Tragedy befalls a small town in the 1950s Deep South when the Klu Klux Klan’s arrival coincides with an unraveling of long-held family secrets.
A suicide gunshot rattles the humid air in this bleak but often beautifully crafted tale of cultural strife in the Southern town of Melby. During one particularly sweltering summer, the Sayre family tries to cope with the stifling heat. Since the childhood death of his brother, farmer John Sayre has held a terrible secret, one that comes to bear on his marriage, his status in town and his relationship with his young son, Timothy. John’s inner demons lead him into an affair with college-educated Cicada Anderson, whose family joined the African-American exodus from a nearby town tormented by the Klan. At the same time, Tim, aka Buckshot, finds the body of a lynched man. While the lovers carry on late-night trysts, Frances Sayre fears her husband has taken up with the Klan, until she discovers what she takes to be a love letter. Her discovery, Buckshot’s secretiveness and the increasing boldness of the town’s bigots and its reprehensible minister all sit heavy in the uneasy, oppressive heat. The cicadas incessantly hum in ominous chorus.

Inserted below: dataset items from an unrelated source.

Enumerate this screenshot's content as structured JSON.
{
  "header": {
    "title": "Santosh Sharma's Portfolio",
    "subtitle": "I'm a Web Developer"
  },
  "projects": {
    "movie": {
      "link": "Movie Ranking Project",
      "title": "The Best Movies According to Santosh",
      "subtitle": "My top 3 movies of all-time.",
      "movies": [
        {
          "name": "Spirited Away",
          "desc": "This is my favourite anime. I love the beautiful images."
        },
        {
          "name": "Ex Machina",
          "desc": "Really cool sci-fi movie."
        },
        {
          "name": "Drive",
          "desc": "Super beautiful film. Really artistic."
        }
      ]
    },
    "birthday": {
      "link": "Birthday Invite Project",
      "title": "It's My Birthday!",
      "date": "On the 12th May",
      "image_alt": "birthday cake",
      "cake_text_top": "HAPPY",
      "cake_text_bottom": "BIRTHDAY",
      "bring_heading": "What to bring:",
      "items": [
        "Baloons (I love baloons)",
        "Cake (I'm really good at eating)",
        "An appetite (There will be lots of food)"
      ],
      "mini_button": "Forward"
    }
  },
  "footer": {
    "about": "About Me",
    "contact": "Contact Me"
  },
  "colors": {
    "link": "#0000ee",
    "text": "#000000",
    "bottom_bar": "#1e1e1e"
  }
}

Everyone is being watched: suspicious townsmen spy John and Cicada, the gravedigger sees visitors to the lynched man’s grave, the mockingbirds eye the old family cat in the last hours of its life. The town’s animals, wild or domesticated, play as big a part as any of the well-drawn characters in the tragedy. Nature’s cruelty—and occasionally, its beauty—foreshadow and echo the townspeople’s wicked acts. Only beautiful Cicada remains a mystery. Like the female cicada, she causes the frenzied men to buzz and drone around her in hopes of attracting her bewitching affection.
Be sure to read this steamy Southern noir in the A/C.